What is the alternative to cross securitisation or cross collateralisation?

The alternative is to structure each loan so it lists only one property as security.

You can have several loans secured by one property just ensure that no loan list more than one property as security.

Here are some examples of the improved options that come from not having your loans cross securitised.

1.  If you sell one of the properties you decide how the proceeds are used

  • Your only need to repay any loans that list that property as security.
  • You decide what do with any surplus funds
  • No other loans are impacted or need to be re-done.


2.  If you fall behind on your loan payments your lender only has one property to sell.

  • Your lender can only sell the security property listed on the loan.
  • This means that if you are up to date on your home loan but behind on the investment property loan your lender can only access the investment property loan.

3.  It is less complicated to access equity available in a property.

  • To top up your loan and release equity you will only need to organise (and pay for) a valuation for the single property that is security for the loan.
  • If one property has gone up in value you can organise a valuation for that one property in isolation and increase the loan by the amount of available equity.
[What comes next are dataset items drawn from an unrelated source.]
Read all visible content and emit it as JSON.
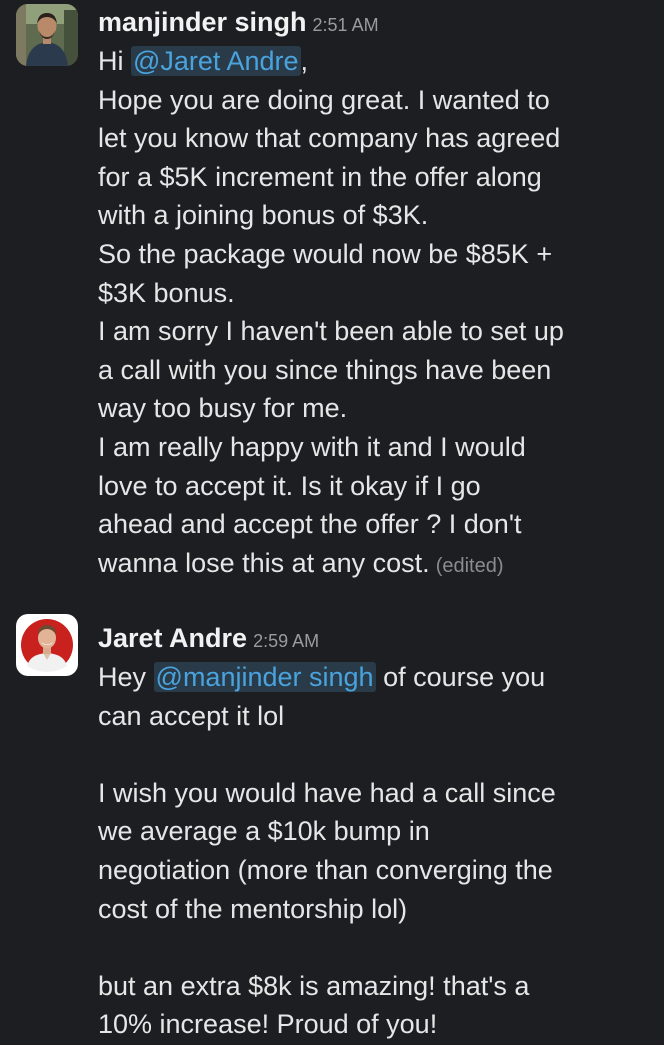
{
  "messages": [
    {
      "author": "manjinder singh",
      "time": "2:51 AM",
      "greeting_prefix": "Hi ",
      "mention": "@Jaret Andre",
      "greeting_suffix": ",",
      "lines": [
        "Hope you are doing great. I wanted to",
        "let you know that company has agreed",
        "for a $5K increment in the offer along",
        "with a joining bonus of $3K.",
        "So the package would now be $85K +",
        "$3K bonus.",
        "I am sorry I haven't been able to set up",
        "a call with you since things have been",
        "way too busy for me.",
        "I am really happy with it and I would",
        "love to accept it.  Is it okay if I go",
        "ahead and accept the offer ? I don't"
      ],
      "last_line": "wanna lose this at any cost.",
      "edited_label": "(edited)"
    },
    {
      "author": "Jaret Andre",
      "time": "2:59 AM",
      "greeting_prefix": "Hey ",
      "mention": "@manjinder singh",
      "greeting_suffix": " of course you",
      "lines": [
        "can accept it lol",
        "",
        "I wish you would have had a call since",
        "we average a $10k bump in",
        "negotiation (more than converging the",
        "cost of the mentorship lol)",
        "",
        "but an extra $8k is amazing! that's a",
        "10% increase! Proud of you!"
      ]
    }
  ],
  "colors": {
    "background": "#1d1e22",
    "text": "#e6e6e6",
    "mention_text": "#4aa3dd",
    "mention_bg": "#293a49",
    "muted": "#9a9b9e"
  }
}
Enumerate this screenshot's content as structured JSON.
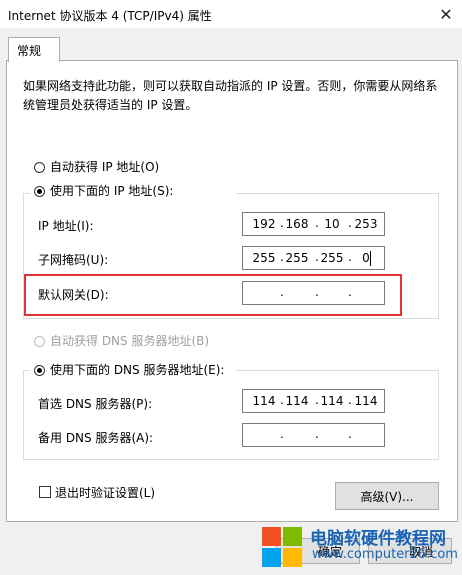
{
  "window": {
    "title": "Internet 协议版本 4 (TCP/IPv4) 属性",
    "close_glyph": "✕"
  },
  "tabs": [
    {
      "label": "常规"
    }
  ],
  "description": "如果网络支持此功能，则可以获取自动指派的 IP 设置。否则，你需要从网络系统管理员处获得适当的 IP 设置。",
  "ip_section": {
    "auto_label": "自动获得 IP 地址(O)",
    "manual_label": "使用下面的 IP 地址(S):",
    "selected": "manual",
    "fields": [
      {
        "label": "IP 地址(I):",
        "octets": [
          "192",
          "168",
          "10",
          "253"
        ]
      },
      {
        "label": "子网掩码(U):",
        "octets": [
          "255",
          "255",
          "255",
          "0"
        ]
      },
      {
        "label": "默认网关(D):",
        "octets": [
          "",
          "",
          "",
          ""
        ]
      }
    ]
  },
  "dns_section": {
    "auto_label": "自动获得 DNS 服务器地址(B)",
    "manual_label": "使用下面的 DNS 服务器地址(E):",
    "selected": "manual",
    "fields": [
      {
        "label": "首选 DNS 服务器(P):",
        "octets": [
          "114",
          "114",
          "114",
          "114"
        ]
      },
      {
        "label": "备用 DNS 服务器(A):",
        "octets": [
          "",
          "",
          "",
          ""
        ]
      }
    ]
  },
  "validate_checkbox": {
    "label": "退出时验证设置(L)",
    "checked": false
  },
  "buttons": {
    "advanced": "高级(V)...",
    "ok": "确定",
    "cancel": "取消"
  },
  "watermark": {
    "text": "电脑软硬件教程网",
    "url": "www.computer26.com"
  },
  "colors": {
    "highlight": "#e53333",
    "watermark": "#1a64b4"
  }
}
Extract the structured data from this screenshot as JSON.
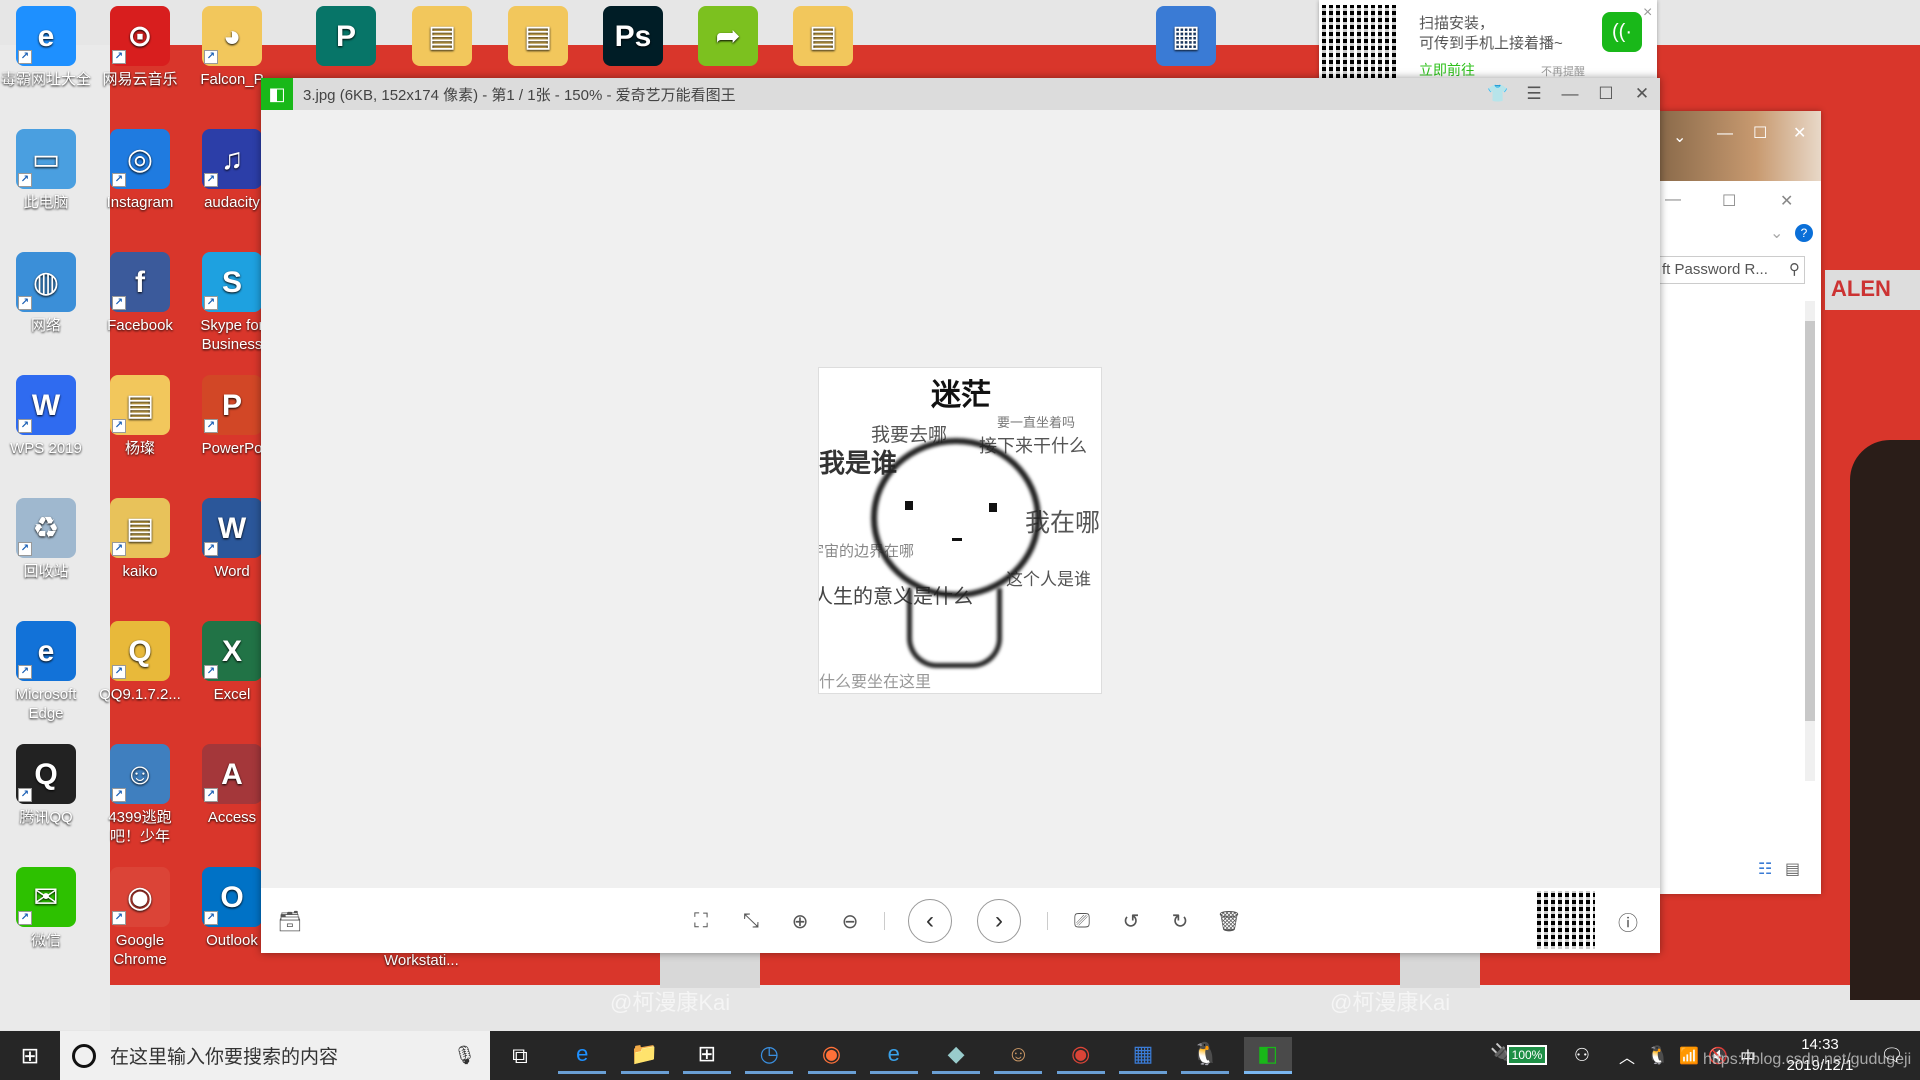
{
  "desktop": {
    "icons": [
      {
        "label": "毒霸网址大全",
        "glyph": "e",
        "color": "#1e90ff"
      },
      {
        "label": "网易云音乐",
        "glyph": "⊙",
        "color": "#d81e1e"
      },
      {
        "label": "Falcon_P",
        "glyph": "◕",
        "color": "#f2c75c"
      },
      {
        "label": "此电脑",
        "glyph": "▭",
        "color": "#4a9fe0"
      },
      {
        "label": "Instagram",
        "glyph": "◎",
        "color": "#1f7be0"
      },
      {
        "label": "audacity",
        "glyph": "♫",
        "color": "#2c3ea8"
      },
      {
        "label": "网络",
        "glyph": "◍",
        "color": "#3b8fd8"
      },
      {
        "label": "Facebook",
        "glyph": "f",
        "color": "#3b5a9b"
      },
      {
        "label": "Skype for Business",
        "glyph": "S",
        "color": "#1ea1e0"
      },
      {
        "label": "WPS 2019",
        "glyph": "W",
        "color": "#2f6bf0"
      },
      {
        "label": "杨璨",
        "glyph": "▤",
        "color": "#f2c75c"
      },
      {
        "label": "PowerPo",
        "glyph": "P",
        "color": "#d24726"
      },
      {
        "label": "回收站",
        "glyph": "♻",
        "color": "#9fb8cf"
      },
      {
        "label": "kaiko",
        "glyph": "▤",
        "color": "#e8c25a"
      },
      {
        "label": "Word",
        "glyph": "W",
        "color": "#2b579a"
      },
      {
        "label": "Microsoft Edge",
        "glyph": "e",
        "color": "#1272d8"
      },
      {
        "label": "QQ9.1.7.2...",
        "glyph": "Q",
        "color": "#e8b93a"
      },
      {
        "label": "Excel",
        "glyph": "X",
        "color": "#217346"
      },
      {
        "label": "腾讯QQ",
        "glyph": "Q",
        "color": "#222"
      },
      {
        "label": "4399逃跑吧！少年",
        "glyph": "☺",
        "color": "#3f7fbf"
      },
      {
        "label": "Access",
        "glyph": "A",
        "color": "#a4373a"
      },
      {
        "label": "微信",
        "glyph": "✉",
        "color": "#2dc100"
      },
      {
        "label": "Google Chrome",
        "glyph": "◉",
        "color": "#db4437"
      },
      {
        "label": "Outlook",
        "glyph": "O",
        "color": "#0072c6"
      }
    ],
    "top_icons": [
      {
        "glyph": "P",
        "color": "#077568"
      },
      {
        "glyph": "▤",
        "color": "#f2c75c"
      },
      {
        "glyph": "▤",
        "color": "#f2c75c"
      },
      {
        "glyph": "Ps",
        "color": "#001d26"
      },
      {
        "glyph": "➦",
        "color": "#7cc11f"
      },
      {
        "glyph": "▤",
        "color": "#f2c75c"
      },
      {
        "glyph": "▦",
        "color": "#3a7bd5"
      }
    ],
    "workstation_label": "Workstati...",
    "watermark": "@柯漫康Kai",
    "csdn_watermark": "https://blog.csdn.net/gudugeji"
  },
  "popup": {
    "line1": "扫描安装，",
    "line2": "可传到手机上接着播~",
    "go": "立即前往",
    "dismiss": "不再提醒",
    "close": "×"
  },
  "viewer": {
    "title": "3.jpg (6KB, 152x174 像素) - 第1 / 1张 - 150% - 爱奇艺万能看图王",
    "accent": "#19b819",
    "image_texts": [
      "迷茫",
      "我要去哪",
      "要一直坐着吗",
      "接下来干什么",
      "我是谁",
      "我在哪",
      "宇宙的边界在哪",
      "这个人是谁",
      "人生的意义是什么",
      "什么要坐在这里"
    ]
  },
  "back_window": {
    "search_text": "ft Password R..."
  },
  "taskbar": {
    "search_placeholder": "在这里输入你要搜索的内容",
    "battery": "100%",
    "ime": "中",
    "time": "14:33",
    "date": "2019/12/1"
  }
}
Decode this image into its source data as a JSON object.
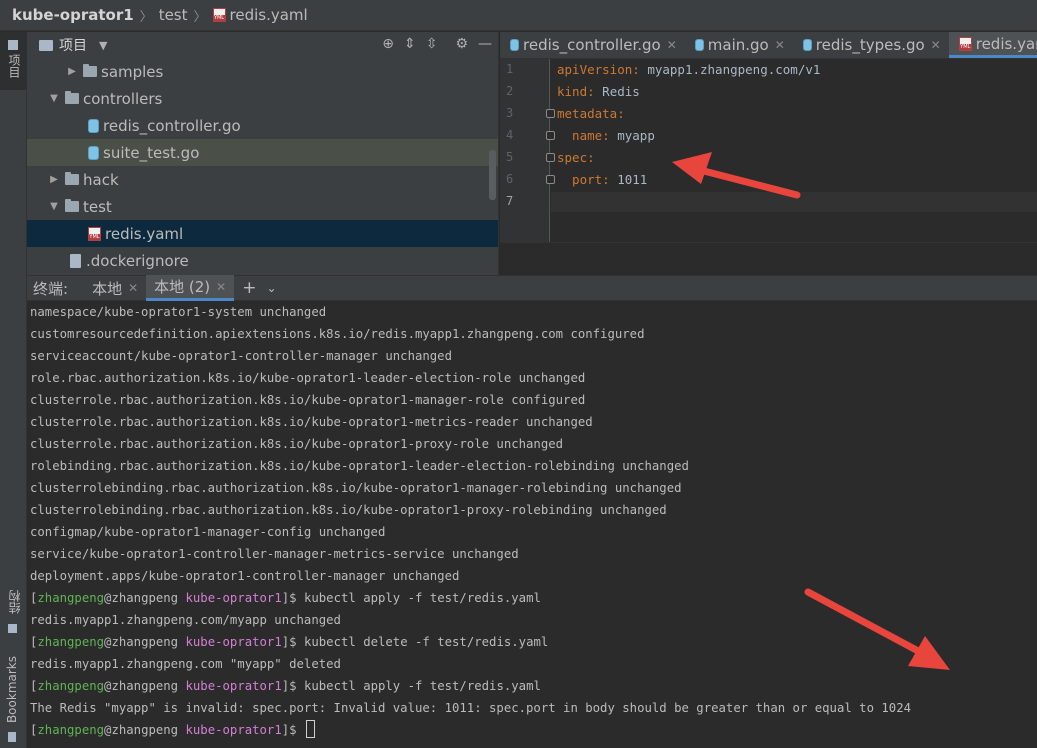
{
  "breadcrumb": {
    "project": "kube-oprator1",
    "folder": "test",
    "file": "redis.yaml"
  },
  "left_strip": {
    "project_tab": "项目",
    "structure_tab": "结构",
    "bookmarks_tab": "Bookmarks"
  },
  "project_panel": {
    "title": "项目",
    "tree": [
      {
        "label": "samples",
        "kind": "folder",
        "expanded": false
      },
      {
        "label": "controllers",
        "kind": "folder",
        "expanded": true
      },
      {
        "label": "redis_controller.go",
        "kind": "go"
      },
      {
        "label": "suite_test.go",
        "kind": "go",
        "highlighted": true
      },
      {
        "label": "hack",
        "kind": "folder",
        "expanded": false
      },
      {
        "label": "test",
        "kind": "folder",
        "expanded": true
      },
      {
        "label": "redis.yaml",
        "kind": "yaml",
        "selected": true
      },
      {
        "label": ".dockerignore",
        "kind": "file"
      }
    ]
  },
  "editor_tabs": [
    {
      "label": "redis_controller.go",
      "icon": "go-file-icon"
    },
    {
      "label": "main.go",
      "icon": "go-file-icon"
    },
    {
      "label": "redis_types.go",
      "icon": "go-file-icon"
    },
    {
      "label": "redis.yaml",
      "icon": "yaml-file-icon",
      "active": true
    }
  ],
  "editor": {
    "line_numbers": [
      "1",
      "2",
      "3",
      "4",
      "5",
      "6",
      "7"
    ],
    "lines": [
      {
        "key": "apiVersion",
        "value": " myapp1.zhangpeng.com/v1"
      },
      {
        "key": "kind",
        "value": " Redis"
      },
      {
        "key": "metadata",
        "value": ""
      },
      {
        "key": "  name",
        "value": " myapp"
      },
      {
        "key": "spec",
        "value": ""
      },
      {
        "key": "  port",
        "value": " 1011"
      },
      {
        "key": "",
        "value": ""
      }
    ]
  },
  "terminal_tabs": {
    "label": "终端:",
    "tabs": [
      {
        "label": "本地",
        "active": false
      },
      {
        "label": "本地 (2)",
        "active": true
      }
    ],
    "add": "+",
    "dropdown": "⌄"
  },
  "terminal": {
    "output_lines": [
      "namespace/kube-oprator1-system unchanged",
      "customresourcedefinition.apiextensions.k8s.io/redis.myapp1.zhangpeng.com configured",
      "serviceaccount/kube-oprator1-controller-manager unchanged",
      "role.rbac.authorization.k8s.io/kube-oprator1-leader-election-role unchanged",
      "clusterrole.rbac.authorization.k8s.io/kube-oprator1-manager-role configured",
      "clusterrole.rbac.authorization.k8s.io/kube-oprator1-metrics-reader unchanged",
      "clusterrole.rbac.authorization.k8s.io/kube-oprator1-proxy-role unchanged",
      "rolebinding.rbac.authorization.k8s.io/kube-oprator1-leader-election-rolebinding unchanged",
      "clusterrolebinding.rbac.authorization.k8s.io/kube-oprator1-manager-rolebinding unchanged",
      "clusterrolebinding.rbac.authorization.k8s.io/kube-oprator1-proxy-rolebinding unchanged",
      "configmap/kube-oprator1-manager-config unchanged",
      "service/kube-oprator1-controller-manager-metrics-service unchanged",
      "deployment.apps/kube-oprator1-controller-manager unchanged"
    ],
    "prompt": {
      "user": "zhangpeng",
      "at": "@",
      "host": "zhangpeng",
      "dir": "kube-oprator1"
    },
    "session": [
      {
        "command": "$ kubectl apply -f test/redis.yaml",
        "output": "redis.myapp1.zhangpeng.com/myapp unchanged"
      },
      {
        "command": "$ kubectl delete -f test/redis.yaml",
        "output": "redis.myapp1.zhangpeng.com \"myapp\" deleted"
      },
      {
        "command": "$ kubectl apply -f test/redis.yaml",
        "output": "The Redis \"myapp\" is invalid: spec.port: Invalid value: 1011: spec.port in body should be greater than or equal to 1024"
      }
    ],
    "final_prompt_suffix": "$ "
  },
  "colors": {
    "accent": "#4a88c7",
    "arrow": "#e8453c",
    "yaml_key": "#cc7832",
    "prompt_user": "#5fb454",
    "prompt_dir": "#d27fd3"
  }
}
4.  Refinancing some of your debt to another lender will be much easier

  •  You just need to identify your new lender get a valuation and do an application.  Once approved your new lender will pay out the loan with your old lender and take security over the property.

Ensuring your loans are not cross securitised will give you much greater flexibility for whatever life decides to throw at you or whatever you choose to pursue yourself (even if you do not know what that will be yet).